Texte de Schopenhauer

23 janvier 2009 0 Par caroline-sarroul

  « Et tout d’abord toute société exige nécessairement un accommodement réciproque, une volonté d’harmonie : aussi, plus elle est nombreuse, plus elle devient fade. / On ne peut être vraiment soi qu’aussi longtemps qu’on est seul ; qui n’aime donc pas la solitude n’aime pas la liberté, car on n’est libre qu’étant seul. Toute société a pour compagne inséparable la contrainte et réclame des sacrifices qui coûtent d’autant plus cher que la propre individualité est plus marquante. / Par conséquent, chacun fuira, supportera ou chérira la solitude en proportion exacte de la valeur de son propre moi. Car c’est là que le mesquin sent toute sa mesquinerie et le grand esprit toute sa grandeur ; bref, chacun s’y pèse à sa vraie valeur. »                

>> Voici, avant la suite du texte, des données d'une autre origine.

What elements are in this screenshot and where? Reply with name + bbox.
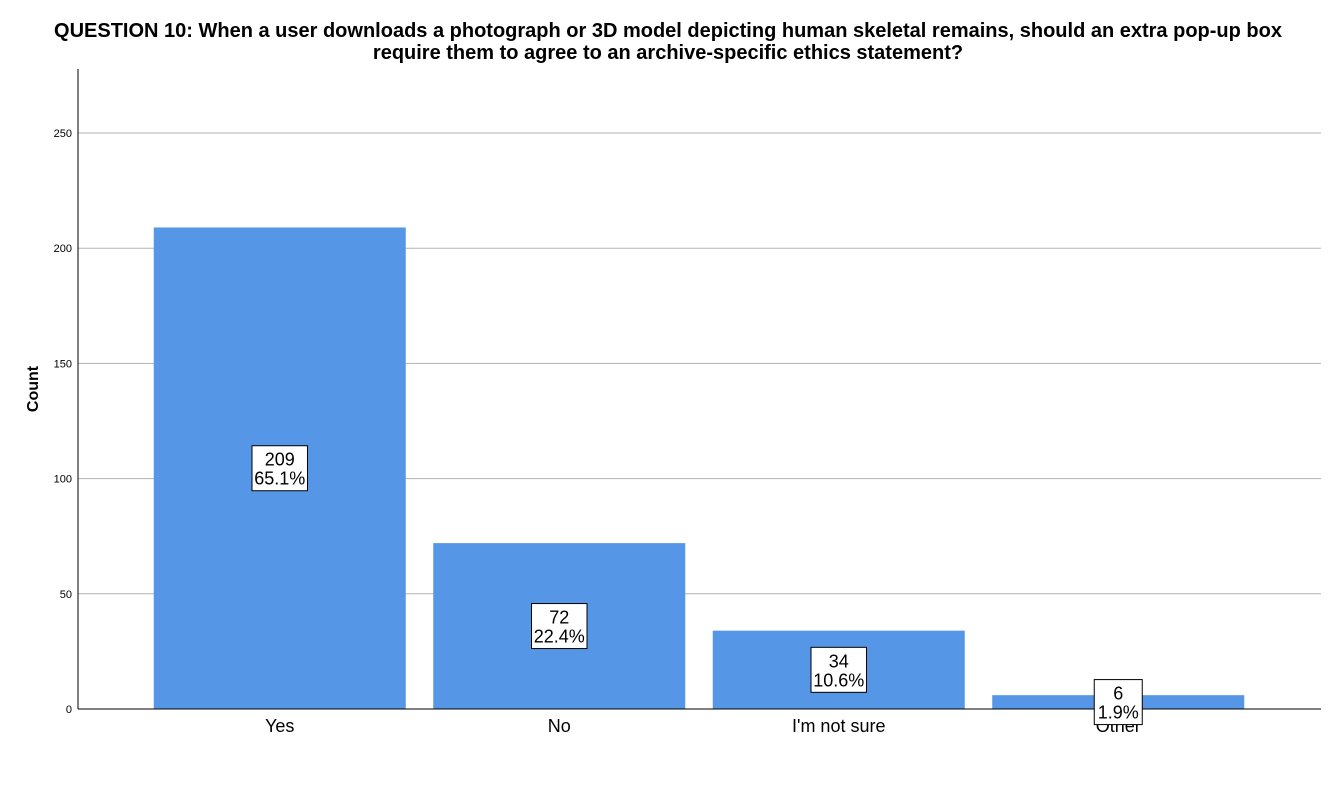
data-label: 61.9% xyxy=(1093,679,1143,726)
data-label-box xyxy=(810,646,867,693)
data-label-percent: 10.6% xyxy=(813,670,864,690)
y-tick-label: 200 xyxy=(54,243,72,255)
data-label-percent: 1.9% xyxy=(1098,703,1139,723)
y-tick-label: 150 xyxy=(54,358,72,370)
y-tick-label: 250 xyxy=(54,128,72,140)
y-tick-label: 100 xyxy=(54,474,72,486)
data-label-box xyxy=(251,445,308,492)
data-label-box xyxy=(531,603,588,650)
data-label-percent: 65.1% xyxy=(254,469,305,489)
y-tick-label: 0 xyxy=(66,704,72,716)
data-label-count: 209 xyxy=(265,450,295,470)
data-label-box xyxy=(1093,679,1143,726)
data-label-count: 34 xyxy=(829,651,849,671)
x-tick-label: No xyxy=(548,716,571,736)
data-label-count: 6 xyxy=(1113,684,1123,704)
data-label-percent: 22.4% xyxy=(534,627,585,647)
y-axis-title: Count xyxy=(25,365,42,412)
data-label-count: 72 xyxy=(549,608,569,628)
chart-title-line-2: require them to agree to an archive-spec… xyxy=(372,42,964,64)
chart-title-line-1: QUESTION 10: When a user downloads a pho… xyxy=(54,20,1282,42)
chart-title: QUESTION 10: When a user downloads a pho… xyxy=(0,20,1336,64)
bars xyxy=(153,227,1245,710)
x-tick-label: I'm not sure xyxy=(792,716,885,736)
x-tick-label: Yes xyxy=(265,716,294,736)
y-tick-label: 50 xyxy=(60,589,72,601)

                                                         

 (1) (a) Rousseau affirme dans Du contrat social (Livre I, chap.8) que le passage de l’Etat de nature (hypothétique)  à l’Etat civil « fit d’un animal stupide et borné, un être intelligent et un homme ». De même Kant par la métaphore de l’arbre et de la forêt soulignait les effets positifs de la vie en société obligeant chacun à s’élever, à se dépasser, à se redresser, à se réaliser en luttant contre sa paresse naturelle.  L’homme aurait donc  un besoin naturel de vivre parmi ses semblables, c’est par et dans la société qu’il se réalise en tant qu’homme. (b) Mais Rousseau reconnaissait aussi que « l’homme est né libre et partout il est dans les fers ». Les fers ne sont pas pour lui seulement les lois liberticides d’Etats indignes de ce nom, ce sont aussi les fers de la dépendance économique, affective ou psychologique qui font que ne pouvant se passer les uns des autres, on accepte certaines concessions, compromissions qui finissent par faire de la vie en collectivité, une grande comédie. C’est le triomphe de « la grimace » comme le décrivait Pascal, où « on s’entre-trompe, s’entre-flatte », où on n’est jamais soi, mais où on ne pense qu’à soi en ne pensant qu’aux autres et à leur regard. (c) C’est cette tension entre soi et la vie sociale, le problème d’être soi en étant avec les autres, que,  dans cet extrait, objet de notre explication, Schopenhauer aborde à nouveau. (2) Il y soutient la thèse que la vie en société est en elle-même synonyme de perte de liberté, de perte d’identité et d’uniformisation négative. (3) Thèse sur laquelle s’ouvre le texte ( l1/ 2) , qui sera suivie d’un logique éloge de la solitude , comme condition de la liberté et de la fidélité à soi (l2/l5), puis d’une analyse du rapport différent qu’on peut entretenir avec la société suivant ce qu’on est, différence entre «l’homme de valeur » et «les hommes ordinaires » (l5/l9). (4) En expliquant ce texte, on pourra malgré tout se demander s’il suffit d’être seul pour être libre et si on peut être vraiment être soi-même seul.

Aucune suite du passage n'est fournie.